The results of the last meeting of the US Federal Reserve led to a strong growth in financial markets, not leaving aside digital currencies, increasing their capitalization by 3.5%. The agency’s actions coincided with negative expectations of investors in terms of a double cut in the QE economic stimulus program and plans to increase the discount rate next year.
The signal to buy risky assets was given by the speech of the head of the Fed, Jerome Powell, who for the first time recognized the problem of inflation and expressed his readiness to adequately combat this phenomenon, as well as the mention of cryptocurrencies in his speech.
Powell promised investors to return consumer price growth to 2% within one year, leaving the discount rate below this threshold. Despite criticism of cryptocurrencies in his speech, the country’s chief financier publicly acknowledged the benefits of stablecoins when properly regulating the circulation of these tokens.

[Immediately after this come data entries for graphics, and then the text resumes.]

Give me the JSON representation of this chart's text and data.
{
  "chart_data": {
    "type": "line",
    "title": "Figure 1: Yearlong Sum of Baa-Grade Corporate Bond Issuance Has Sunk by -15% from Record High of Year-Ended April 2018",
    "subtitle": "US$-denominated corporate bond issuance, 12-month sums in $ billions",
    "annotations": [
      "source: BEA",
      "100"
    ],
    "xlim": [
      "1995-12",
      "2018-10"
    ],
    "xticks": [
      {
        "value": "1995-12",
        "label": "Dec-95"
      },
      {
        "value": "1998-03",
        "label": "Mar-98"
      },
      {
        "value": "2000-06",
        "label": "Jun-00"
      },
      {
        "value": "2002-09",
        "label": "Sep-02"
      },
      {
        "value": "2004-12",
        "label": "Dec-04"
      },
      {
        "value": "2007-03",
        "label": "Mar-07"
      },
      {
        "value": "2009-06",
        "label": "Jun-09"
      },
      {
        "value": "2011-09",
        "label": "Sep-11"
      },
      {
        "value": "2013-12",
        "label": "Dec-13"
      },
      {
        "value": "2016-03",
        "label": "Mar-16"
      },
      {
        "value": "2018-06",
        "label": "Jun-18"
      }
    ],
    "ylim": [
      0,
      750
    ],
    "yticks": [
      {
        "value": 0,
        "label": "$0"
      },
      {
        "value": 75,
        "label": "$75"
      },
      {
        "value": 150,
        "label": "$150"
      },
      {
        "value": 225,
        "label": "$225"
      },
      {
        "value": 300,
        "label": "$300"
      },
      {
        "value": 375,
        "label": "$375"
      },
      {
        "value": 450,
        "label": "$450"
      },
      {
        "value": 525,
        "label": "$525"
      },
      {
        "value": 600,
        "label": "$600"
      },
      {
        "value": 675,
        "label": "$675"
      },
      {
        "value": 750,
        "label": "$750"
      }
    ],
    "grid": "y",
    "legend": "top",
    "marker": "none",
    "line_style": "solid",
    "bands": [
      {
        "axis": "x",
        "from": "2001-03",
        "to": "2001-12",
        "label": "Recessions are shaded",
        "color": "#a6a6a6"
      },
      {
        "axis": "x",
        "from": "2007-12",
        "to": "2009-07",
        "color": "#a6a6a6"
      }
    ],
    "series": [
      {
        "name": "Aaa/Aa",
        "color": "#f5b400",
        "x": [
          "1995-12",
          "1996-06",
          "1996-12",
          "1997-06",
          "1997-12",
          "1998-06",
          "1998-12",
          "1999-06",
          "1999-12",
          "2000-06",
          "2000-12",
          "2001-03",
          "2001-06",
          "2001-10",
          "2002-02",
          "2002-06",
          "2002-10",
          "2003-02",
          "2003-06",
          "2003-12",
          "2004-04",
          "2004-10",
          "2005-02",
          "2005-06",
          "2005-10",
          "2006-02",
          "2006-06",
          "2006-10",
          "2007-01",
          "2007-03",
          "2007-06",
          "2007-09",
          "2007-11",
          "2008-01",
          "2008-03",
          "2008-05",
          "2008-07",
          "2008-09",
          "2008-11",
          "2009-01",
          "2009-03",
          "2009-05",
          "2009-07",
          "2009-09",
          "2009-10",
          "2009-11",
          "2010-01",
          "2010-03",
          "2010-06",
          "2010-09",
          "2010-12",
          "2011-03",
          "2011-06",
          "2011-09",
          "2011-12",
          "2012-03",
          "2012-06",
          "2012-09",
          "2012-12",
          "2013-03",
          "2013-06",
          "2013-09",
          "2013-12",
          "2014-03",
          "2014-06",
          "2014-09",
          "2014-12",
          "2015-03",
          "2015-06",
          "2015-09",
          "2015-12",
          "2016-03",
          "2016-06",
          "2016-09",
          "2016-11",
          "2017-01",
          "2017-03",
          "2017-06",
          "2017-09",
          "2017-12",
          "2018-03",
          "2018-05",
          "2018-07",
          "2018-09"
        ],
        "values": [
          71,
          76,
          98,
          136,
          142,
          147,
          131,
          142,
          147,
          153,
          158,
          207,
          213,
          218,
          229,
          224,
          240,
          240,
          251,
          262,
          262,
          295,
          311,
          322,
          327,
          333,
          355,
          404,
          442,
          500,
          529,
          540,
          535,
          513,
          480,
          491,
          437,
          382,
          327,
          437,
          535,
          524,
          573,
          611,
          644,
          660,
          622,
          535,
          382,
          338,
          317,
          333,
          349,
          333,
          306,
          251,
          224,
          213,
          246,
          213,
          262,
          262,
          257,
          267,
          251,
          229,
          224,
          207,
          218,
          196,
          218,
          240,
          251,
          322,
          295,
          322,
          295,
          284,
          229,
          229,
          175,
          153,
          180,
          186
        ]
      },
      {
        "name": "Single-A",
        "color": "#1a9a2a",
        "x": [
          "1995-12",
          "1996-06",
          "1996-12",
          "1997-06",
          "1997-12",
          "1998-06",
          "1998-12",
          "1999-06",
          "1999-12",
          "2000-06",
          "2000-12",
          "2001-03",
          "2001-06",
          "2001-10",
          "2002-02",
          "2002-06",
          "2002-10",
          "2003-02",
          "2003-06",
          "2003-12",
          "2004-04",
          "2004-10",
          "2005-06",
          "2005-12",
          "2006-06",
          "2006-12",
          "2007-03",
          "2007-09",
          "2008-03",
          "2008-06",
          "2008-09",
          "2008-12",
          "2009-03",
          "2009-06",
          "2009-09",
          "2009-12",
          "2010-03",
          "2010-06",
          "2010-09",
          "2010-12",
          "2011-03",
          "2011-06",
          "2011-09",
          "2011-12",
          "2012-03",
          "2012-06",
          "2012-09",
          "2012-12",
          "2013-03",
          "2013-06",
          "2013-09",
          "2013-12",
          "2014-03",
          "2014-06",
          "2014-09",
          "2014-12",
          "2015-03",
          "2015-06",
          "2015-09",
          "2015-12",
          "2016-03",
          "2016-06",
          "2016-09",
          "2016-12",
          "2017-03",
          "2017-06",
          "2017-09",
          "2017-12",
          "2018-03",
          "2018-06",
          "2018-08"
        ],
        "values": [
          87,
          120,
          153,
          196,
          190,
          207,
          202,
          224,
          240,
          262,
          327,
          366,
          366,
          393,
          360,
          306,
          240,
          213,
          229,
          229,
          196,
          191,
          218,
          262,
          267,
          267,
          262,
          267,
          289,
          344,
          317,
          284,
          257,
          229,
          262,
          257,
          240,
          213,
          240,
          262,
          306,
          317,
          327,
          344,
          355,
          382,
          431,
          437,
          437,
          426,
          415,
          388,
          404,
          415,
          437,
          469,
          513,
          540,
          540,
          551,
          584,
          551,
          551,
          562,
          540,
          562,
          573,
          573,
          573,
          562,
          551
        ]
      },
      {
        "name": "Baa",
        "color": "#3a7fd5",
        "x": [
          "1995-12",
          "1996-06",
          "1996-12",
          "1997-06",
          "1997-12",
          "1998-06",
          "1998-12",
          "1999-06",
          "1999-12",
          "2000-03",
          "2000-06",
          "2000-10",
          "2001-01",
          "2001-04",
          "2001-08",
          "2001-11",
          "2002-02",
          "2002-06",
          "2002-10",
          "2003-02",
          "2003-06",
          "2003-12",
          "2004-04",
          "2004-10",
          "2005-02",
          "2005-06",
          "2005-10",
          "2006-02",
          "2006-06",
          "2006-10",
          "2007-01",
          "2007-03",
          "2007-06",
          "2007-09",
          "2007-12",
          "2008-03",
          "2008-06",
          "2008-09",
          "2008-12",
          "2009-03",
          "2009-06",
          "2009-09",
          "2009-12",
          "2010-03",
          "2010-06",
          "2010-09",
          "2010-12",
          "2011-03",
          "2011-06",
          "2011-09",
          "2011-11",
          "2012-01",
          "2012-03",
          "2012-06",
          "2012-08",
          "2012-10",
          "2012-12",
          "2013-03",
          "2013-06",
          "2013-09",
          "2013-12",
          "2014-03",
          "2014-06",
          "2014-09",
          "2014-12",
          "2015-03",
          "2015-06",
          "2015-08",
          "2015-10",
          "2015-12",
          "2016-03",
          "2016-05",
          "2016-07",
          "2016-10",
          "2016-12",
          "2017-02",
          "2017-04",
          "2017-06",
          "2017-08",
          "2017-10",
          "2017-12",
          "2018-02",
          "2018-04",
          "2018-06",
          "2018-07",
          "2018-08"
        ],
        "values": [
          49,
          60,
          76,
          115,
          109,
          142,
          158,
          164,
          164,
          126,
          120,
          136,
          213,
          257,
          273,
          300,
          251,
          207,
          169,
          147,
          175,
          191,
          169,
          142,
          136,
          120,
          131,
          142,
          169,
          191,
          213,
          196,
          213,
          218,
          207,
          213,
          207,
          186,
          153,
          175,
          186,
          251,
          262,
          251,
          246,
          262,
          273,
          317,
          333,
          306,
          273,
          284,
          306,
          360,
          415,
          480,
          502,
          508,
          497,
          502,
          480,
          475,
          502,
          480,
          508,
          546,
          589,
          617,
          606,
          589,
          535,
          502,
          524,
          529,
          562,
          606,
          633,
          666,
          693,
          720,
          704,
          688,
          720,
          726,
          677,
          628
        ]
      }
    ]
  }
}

Yesterday’s growth strengthened the position of the bulls, with another confident bounce of quotations from the line of the key indicator MA (200), but indicated the problem of low activity of traders. Volatility indicators in the “basement” of the chart came close to the red line of average values; a fall below would “freeze” the growing medium-term trend, leaving a signal for a short-term fall in force.
Buyers can come to cryptocurrencies after the three central bank meetings scheduled for today. The monetary policy of the ECB, which is planning additional support for the markets, could support Bitcoin’s growth if the Bank of England does not raise rates at the end of the year.